The collapse of commodity and derivatives trader Enron has offered market-watchers plenty of entertainment over the past four months. There was the precipitous departure of its chief executive, Jeffrey Skilling, in August, for “personal reasons.” In October it reported a large loss, and last month it restated four years’ worth of earnings when, belatedly, it found that two subsidiaries and a related company should have been consolidated in Enron’s books, at a cost of US$1.2 billion to net asset value.
As November slid into December, Enron’s shares, which had been falling since October, went off the cliff after a bailout-cum-takeover by rival energy trader Dynegy fell through at the eleventh hour. Bond rating agencies — which had been prevailed upon not to downgrade Enron’s credit until a deal could be done — finally could wait no longer and re-rated Enron debt at junk level.
Enron is now seeking help from the Debt Fairy, otherwise known as the United States Bankruptcy Code. Impertinent to the end, it is also suing Dynegy, alleging that that company sought to knock out a rival by entering talks for a merger, then scuttling the talks. (Dynegy saw the books and walked. Bad, bad Dynegy.)
High drama indeed, but not merely entertainment. Enron holds some lessons for business in general and for the mineral industry in particular.
Enron’s business model was a combination of commodity and derivatives trading, often in goods and services that many people had never thought of as commodities before: first electricity, then financial instruments, then truly unusual tradables such as telecommunications bandwidth. Enron balanced its exposure to the tradables with heavy exposure to the financial derivatives market. At the opening of the twenty-first century, it seemed as if there was nothing that couldn’t be traded — and Enron would be your counterparty.

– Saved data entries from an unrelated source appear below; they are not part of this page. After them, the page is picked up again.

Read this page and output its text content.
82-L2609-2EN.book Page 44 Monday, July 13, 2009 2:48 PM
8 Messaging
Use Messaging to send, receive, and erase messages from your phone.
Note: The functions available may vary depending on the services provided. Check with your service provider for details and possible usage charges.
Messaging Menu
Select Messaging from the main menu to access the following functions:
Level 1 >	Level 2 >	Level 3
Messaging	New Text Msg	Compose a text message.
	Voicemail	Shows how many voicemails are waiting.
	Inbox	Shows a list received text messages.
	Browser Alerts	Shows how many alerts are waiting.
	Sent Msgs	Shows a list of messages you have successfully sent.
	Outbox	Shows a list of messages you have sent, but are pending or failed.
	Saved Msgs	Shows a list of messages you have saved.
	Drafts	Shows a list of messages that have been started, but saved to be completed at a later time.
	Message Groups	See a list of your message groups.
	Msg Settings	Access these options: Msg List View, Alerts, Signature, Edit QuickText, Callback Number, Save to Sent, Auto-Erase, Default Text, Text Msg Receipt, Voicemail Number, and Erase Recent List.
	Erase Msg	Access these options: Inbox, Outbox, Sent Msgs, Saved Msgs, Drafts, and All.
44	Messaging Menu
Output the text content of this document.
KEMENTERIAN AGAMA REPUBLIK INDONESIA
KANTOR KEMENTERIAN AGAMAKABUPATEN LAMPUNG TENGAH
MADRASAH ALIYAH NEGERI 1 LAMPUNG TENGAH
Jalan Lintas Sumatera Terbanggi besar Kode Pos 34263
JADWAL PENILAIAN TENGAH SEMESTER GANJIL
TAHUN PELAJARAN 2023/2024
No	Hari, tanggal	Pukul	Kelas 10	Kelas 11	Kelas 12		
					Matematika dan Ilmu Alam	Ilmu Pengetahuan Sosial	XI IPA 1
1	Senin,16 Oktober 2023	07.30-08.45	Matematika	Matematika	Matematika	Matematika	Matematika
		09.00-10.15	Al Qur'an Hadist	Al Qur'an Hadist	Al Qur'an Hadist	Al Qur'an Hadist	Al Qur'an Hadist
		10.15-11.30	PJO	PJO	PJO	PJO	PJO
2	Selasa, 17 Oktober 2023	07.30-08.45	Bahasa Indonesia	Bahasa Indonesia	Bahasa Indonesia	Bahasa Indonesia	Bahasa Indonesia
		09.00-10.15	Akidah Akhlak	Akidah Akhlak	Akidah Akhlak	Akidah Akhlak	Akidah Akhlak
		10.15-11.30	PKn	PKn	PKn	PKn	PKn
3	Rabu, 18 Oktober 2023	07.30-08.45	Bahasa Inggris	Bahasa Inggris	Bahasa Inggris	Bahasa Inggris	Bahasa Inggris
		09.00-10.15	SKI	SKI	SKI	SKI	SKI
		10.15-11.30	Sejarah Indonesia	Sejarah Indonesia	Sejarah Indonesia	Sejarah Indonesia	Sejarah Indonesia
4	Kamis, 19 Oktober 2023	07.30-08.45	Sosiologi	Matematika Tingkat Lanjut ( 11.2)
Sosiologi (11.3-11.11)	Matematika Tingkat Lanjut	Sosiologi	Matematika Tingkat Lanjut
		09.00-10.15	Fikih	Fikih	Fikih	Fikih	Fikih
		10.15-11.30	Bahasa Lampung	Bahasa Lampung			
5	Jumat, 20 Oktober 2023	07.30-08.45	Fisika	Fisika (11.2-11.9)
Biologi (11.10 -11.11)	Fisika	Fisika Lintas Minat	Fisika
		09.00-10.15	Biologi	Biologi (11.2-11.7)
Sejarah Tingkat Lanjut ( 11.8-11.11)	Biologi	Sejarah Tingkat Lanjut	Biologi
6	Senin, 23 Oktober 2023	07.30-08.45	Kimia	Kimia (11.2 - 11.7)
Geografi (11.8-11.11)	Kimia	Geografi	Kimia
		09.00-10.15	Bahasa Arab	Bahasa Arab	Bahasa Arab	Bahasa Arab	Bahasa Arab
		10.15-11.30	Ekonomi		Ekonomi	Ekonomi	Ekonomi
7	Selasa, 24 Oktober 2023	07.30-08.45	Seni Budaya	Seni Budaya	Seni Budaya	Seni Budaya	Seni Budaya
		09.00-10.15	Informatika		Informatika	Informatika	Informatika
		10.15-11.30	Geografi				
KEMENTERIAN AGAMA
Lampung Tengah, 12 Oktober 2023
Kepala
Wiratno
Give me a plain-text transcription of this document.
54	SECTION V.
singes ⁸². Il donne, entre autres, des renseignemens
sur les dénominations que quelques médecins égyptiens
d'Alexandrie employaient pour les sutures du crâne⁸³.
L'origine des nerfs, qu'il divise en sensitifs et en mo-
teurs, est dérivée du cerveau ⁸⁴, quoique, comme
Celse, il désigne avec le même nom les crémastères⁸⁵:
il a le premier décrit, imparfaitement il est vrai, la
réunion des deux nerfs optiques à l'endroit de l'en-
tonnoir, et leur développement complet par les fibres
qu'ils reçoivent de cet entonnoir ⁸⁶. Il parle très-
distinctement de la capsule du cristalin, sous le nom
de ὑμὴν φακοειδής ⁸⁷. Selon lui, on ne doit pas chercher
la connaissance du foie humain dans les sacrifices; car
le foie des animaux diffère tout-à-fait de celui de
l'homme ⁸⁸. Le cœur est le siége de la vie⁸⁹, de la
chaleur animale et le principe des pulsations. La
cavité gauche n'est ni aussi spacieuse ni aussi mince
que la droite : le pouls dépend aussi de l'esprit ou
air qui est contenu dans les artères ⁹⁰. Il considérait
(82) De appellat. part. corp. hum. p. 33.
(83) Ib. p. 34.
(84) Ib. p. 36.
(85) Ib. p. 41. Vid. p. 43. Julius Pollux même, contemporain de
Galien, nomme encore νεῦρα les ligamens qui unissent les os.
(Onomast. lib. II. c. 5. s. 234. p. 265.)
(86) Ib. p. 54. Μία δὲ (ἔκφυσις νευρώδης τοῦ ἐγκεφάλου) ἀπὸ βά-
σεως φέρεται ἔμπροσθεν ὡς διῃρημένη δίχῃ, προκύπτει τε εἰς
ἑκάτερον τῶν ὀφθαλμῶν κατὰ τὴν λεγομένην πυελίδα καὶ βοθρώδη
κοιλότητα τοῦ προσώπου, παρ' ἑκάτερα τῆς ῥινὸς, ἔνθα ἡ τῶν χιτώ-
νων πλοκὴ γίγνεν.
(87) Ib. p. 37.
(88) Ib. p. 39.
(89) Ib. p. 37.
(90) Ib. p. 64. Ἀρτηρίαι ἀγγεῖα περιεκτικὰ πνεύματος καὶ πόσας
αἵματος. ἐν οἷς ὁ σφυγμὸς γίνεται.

That all unravelled over the past four months, mainly because Enron, in pursuing its philosophy that everything in sight could be traded, neglected the significant liquidity risk it was assuming in making itself a market-maker for so many things. Or to be more precise, it shifted that risk on to subsidiaries and then found it could not keep the losses those subsidiaries made off its own books.
Estimates put Enron’s liabilities at US$18.7 billion. Its principal bankers, Morgan Chase and Citigroup, are in for about US$900 million in unsecured and about US$800 million in secured loans; a number of other lenders have exposure in the US$100-million league. Energy traders and producers, including Dynegy, Duke Energy and British Petroleum, add up to about US$600 million. Insurers’ losses are possibly as high as US$2 billion.
Enron also operated in the metal business, through its US$300-million purchase of MG Metals in 2000. (MG had previously absorbed Noranda subsidiary Rudolf Wolff.) The metal trading arm, which operated in an already liquid market, is healthy and will presumably have to be sold to cover debt; there are three potential buyers sniffing around, including Glencore.
Enron relied on the creation of a market in risk, knowing that, over the long term, risk tends to even out. The problem was it didn’t plan for short-term crunches when everything might go wrong. Old-style, vertically integrated companies kept inventory and contingency funds for those days, and rode out the trouble; Enron had nothing to do with that once the market turned against its bets.
It is fortunate that many of the principal products of the mining and metals industry are traded on liquid and transparent markets. The message for producers of other metals is that they should beware of taking on the role of market-maker, trusting to risk management to see them through. The genie that trades risk is out of the bottle, and nobody will put him back in. But he is a capricious and sometimes cruel genie, and has to be watched carefully.